IPP bureau à domicile
Fiscalité et comptabilité 28 avril, 2021

Combien de frais professionnels puis-je introduire pour mon espace de bureau à domicile ?

Depuis l’an dernier, nous habitons dans une nouvelle construction. Environ 8 % de la superficie sert d’espace de bureau. Je travaille 2 ou 3 jours par semaine à domicile, mon partenaire aussi au moins 1 jour par semaine. Au cours des 3 dernières années, nous avons payé 25 000 euros d’honoraires à notre architecte. Comment pouvons-nous récupérer (en partie) ces coûts comme frais professionnels ?

L’expert fiscal Koen Janssens explique :

Il n’y a pas que les frais d’architecte que vous pouvez introduire comme frais professionnels. En fait, il s’agit de tous les frais pour l’habitation (amortissement, financement, chauffage, électricité, entretien, etc.). Vous pouvez introduire ces frais, comme vous l’indiquez, proportionnellement à la part de l’espace de bureau dans la superficie totale de l’habitation. Dans ce cas donc, 8 % des frais totaux.

Ceci dans l’hypothèse où l’espace de bureau est exclusivement à usage professionnel. Si vous utilisez aussi l’espace à des fins privées, vous devez réduire le montant des frais introduits en proportion. Par exemple : si vous utilisez l’espace 50 % du temps à des fins privées, vous ne pouvez introduire que 4 % au lieu de 8 %.

Dans la pratique, c’est le gros problème : déterminer la juste proportion professionnel/privé. Cela dépend entièrement des circonstances. Mais il est évident que le fisc sera méfiant si vous prétendez que vous n’utilisez jamais l’espace à des fins privées. Et qu’une proportion 50/50 « passera » plus facilement que 90/10. Étant donné que l’utilisation de la pièce ne peut jamais être mesurée avec exactitude, le fisc accepte une estimation réaliste et équitable.

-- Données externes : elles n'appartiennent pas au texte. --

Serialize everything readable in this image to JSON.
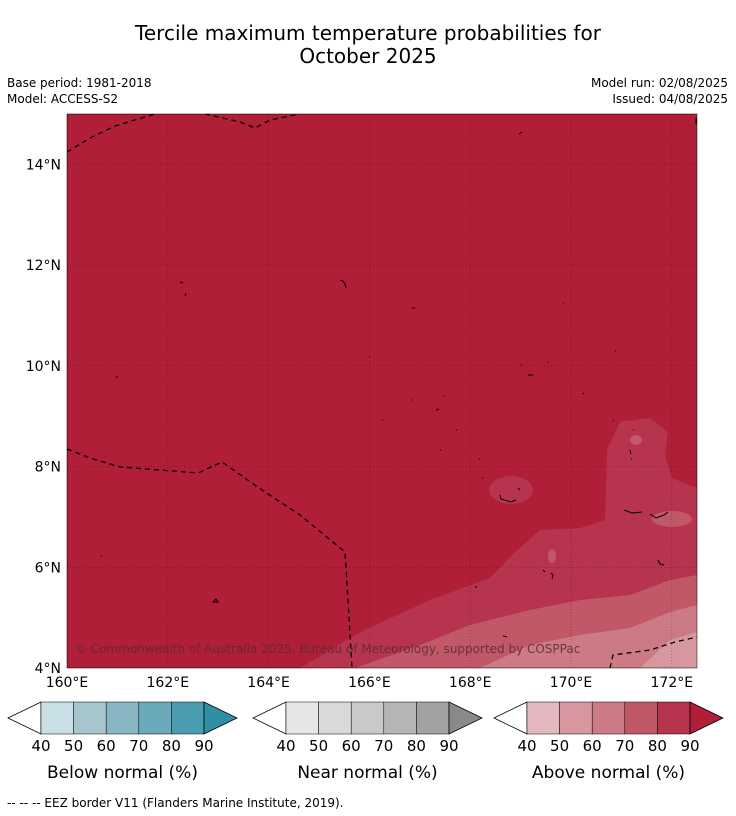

Des circonstances qui peuvent jouer un rôle sont : s’il y a ailleurs dans la maison des ordinateurs ou autres (ce qui rend plus probable l’utilisation essentiellement professionnelle de l’espace de bureau) ; s’il y a dans l’espace bureau des ordinateurs de jeux, des armoires avec des documents privés, des objets de loisirs... qui indiquent un usage privé ; s’il y a des enfants qui utilisent aussi l’ordinateur. Etc. Il est possible que le fisc vienne vérifier de telles choses lors d’un contrôle a posteriori. Et qu’il mesure aussi la superficie à cette occasion. Vous pouvez aussi vous concerter au préalable avec votre contrôleur quant à un pourcentage d’usage professionnel qui semble raisonnable.

Il est recommandé d’avoir une pièce justificative dont il ressort que vous travaillez (une partie du temps) à domicile, comme une attestation de l’employeur. Le fisc ne peut en principe pas juger de votre choix du meilleur environnement de travail. Mais il doit être crédible que vous travailliez à domicile.

Un point plus fondamental est que seuls les frais de l’année même peuvent être introduits. Les honoraires d’architecte d’il y a trois ans sont donc en fait (fiscalement) irrémédiablement perdus, sauf s’ils sont inclus dans l’amortissement de l’habitation ou (dans le cas d’un emprunt) dans les annuités. Enfin, les deux conjoints devront aussi répartir les frais proportionnellement à l’usage que chacun d’eux fait de l’espace de bureau.

À cet égard, vous devez toutefois garder à l’esprit que vous ne pouvez pas introduire de frais pour lesquels vous êtes déjà indemnisés d'une manière ou d’une autre. En période de coronavirus, cette réserve est d’autant plus importante que depuis le début de la crise, le fisc autorise les employeurs à payer une indemnité de travail à domicile spéciale à leurs travailleurs. Celle-ci s’élève en principe forfaitairement à 129,48 € par mois. Pour les mois d’avril, mai et juin 2021, le montant autorisé est provisoirement augmenté à 144,31 € par mois. L’indemnité est supposée couvrir également les frais de l’espace de bureau à domicile. Cela ne vous empêche pas d’essayer de prouver que les frais sont plus élevés dans votre cas. Mais vous ne pourrez plus introduire l’intégralité du montant de ces frais si votre employeur vous paie une telle indemnité, car au moins une partie sera supposée être déjà indemnisée via l’indemnité forfaitaire de travail à domicile. Il se pourrait qu’avec ce qu’il reste, il ne soit plus intéressant de prouver vos frais professionnels réels, mais plutôt d’appliquer le forfait de frais général.